Oh, and while you’re boycotting Exxon and Mobil, who are you going to buy that gas from? Hopefully not Citgo, which is owned by Venezuela, which is run by a socialist nutjob who is a stated enemy of the United States.
Supply and Demand
If you really want to do something about gas prices, the single biggest thing you can do is realize that capitalism works. More supply = lower prices. Legislation now prevents the drilling for oil in this country (we have more here than in the Middle East – enough to make us completely self-sufficient for quite a while), and it also prevents the building of more refineries. Oh, and we’ve also now stopped filling the strategic oil reserves.
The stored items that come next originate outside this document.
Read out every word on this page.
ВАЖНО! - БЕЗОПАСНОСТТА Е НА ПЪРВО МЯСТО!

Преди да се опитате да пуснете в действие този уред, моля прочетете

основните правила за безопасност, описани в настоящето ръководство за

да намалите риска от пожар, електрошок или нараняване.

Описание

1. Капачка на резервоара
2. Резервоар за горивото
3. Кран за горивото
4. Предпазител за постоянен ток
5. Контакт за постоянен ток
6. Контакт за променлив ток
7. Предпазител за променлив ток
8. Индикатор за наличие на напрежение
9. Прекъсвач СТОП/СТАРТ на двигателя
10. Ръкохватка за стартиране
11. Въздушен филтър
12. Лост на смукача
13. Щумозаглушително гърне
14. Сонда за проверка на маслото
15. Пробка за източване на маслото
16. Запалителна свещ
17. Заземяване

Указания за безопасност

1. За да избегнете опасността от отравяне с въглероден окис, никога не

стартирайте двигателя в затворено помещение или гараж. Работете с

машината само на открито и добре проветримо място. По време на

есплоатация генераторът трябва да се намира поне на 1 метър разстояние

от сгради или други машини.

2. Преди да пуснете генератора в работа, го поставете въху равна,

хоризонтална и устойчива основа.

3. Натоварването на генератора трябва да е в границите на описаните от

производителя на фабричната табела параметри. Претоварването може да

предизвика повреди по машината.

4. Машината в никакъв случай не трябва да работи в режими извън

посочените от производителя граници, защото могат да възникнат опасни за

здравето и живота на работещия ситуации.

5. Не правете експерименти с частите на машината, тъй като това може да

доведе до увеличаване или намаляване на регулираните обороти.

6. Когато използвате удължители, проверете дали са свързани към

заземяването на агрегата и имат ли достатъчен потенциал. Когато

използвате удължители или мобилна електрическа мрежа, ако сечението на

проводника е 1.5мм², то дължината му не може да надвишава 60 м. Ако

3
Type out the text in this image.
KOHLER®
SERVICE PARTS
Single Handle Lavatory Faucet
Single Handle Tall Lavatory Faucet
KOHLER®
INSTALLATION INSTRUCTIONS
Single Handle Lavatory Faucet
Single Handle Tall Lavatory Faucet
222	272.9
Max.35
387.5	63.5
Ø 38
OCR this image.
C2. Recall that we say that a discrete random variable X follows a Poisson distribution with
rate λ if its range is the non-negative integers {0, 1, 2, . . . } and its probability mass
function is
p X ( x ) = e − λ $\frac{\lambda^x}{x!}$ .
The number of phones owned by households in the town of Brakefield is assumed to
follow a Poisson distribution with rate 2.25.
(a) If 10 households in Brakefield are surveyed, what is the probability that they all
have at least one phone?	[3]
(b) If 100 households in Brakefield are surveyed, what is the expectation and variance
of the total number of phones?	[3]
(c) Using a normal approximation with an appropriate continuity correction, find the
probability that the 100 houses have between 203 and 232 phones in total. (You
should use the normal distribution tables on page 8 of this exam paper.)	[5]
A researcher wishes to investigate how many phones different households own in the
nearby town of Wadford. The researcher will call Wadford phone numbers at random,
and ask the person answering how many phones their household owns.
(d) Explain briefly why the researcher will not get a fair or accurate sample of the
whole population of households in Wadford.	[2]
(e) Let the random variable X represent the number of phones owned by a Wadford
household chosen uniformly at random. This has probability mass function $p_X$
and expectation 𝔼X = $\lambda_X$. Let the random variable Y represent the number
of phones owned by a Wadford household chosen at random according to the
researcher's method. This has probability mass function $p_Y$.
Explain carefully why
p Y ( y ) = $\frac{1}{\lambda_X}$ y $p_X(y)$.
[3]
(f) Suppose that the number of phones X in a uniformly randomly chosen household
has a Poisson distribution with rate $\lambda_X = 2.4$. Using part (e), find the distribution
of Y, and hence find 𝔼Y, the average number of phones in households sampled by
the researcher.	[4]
And finally, next week, they begin debating the Cap and Trade legislation – which, if it goes through, will likely single-handedly result in a price increase of $1.50 per gallon – or more. $4.00 a gallon is going to seem like a bargain.
Basically, if anything results in a long-term oil shortage, we’re pretty much screwed, which is really scary when you realize what’s coming within the next decade.
Current oil production is about 85 million barrels of oil a day. Within the next ten years, China – alone – will be using 85 million barrels of oil a day. That’s right. If we don’t increase production (and OPEC isn’t going to do that – why should they? If they’re the only game in town, they can charge whatever they want), China will need the ENTIRE CURRENT DAILY PRODUCTION of oil to keep themselves afloat. No wonder they’re currently buying up all the oil and oil interests that they can.
No war for oil? Everyone, everywhere, will be willing to go to war for oil when there’s none available.
Then there’s ANWR. The reality is that not one caribou – or one tree, for that matter, exists within 700 miles of where we want to drill in Alaska. And though we’re not trying to get there, other countries are. Remember when Russia wanted to claim the North Pole? Why do you think that is? Maybe, just maybe, it’s the significant oil reserves up that way. Whoever gets to the oil first – no matter whose country it’s under, owns the oil. Russia and Canada are very likely drilling sideways, right now, for oil we could get to going straight down.
You really want to drop the price of oil? Drop the semi-socialist “naughty big oil” stuff. The solution is pretty simple:
1. Increase supply – our supply. Drill here, drill now, pay less.
2. Cut taxes, encourage development.
4. Aggressively pursue other options (hydrogen, clean coal, shale oil, cars that run on Milky Way bars, whatever)
What isn’t going to help is punishing big oil for bringing you a product you need at a price that’s a pretty good deal compared to the price of milk.
So please – enough with the gas price emails.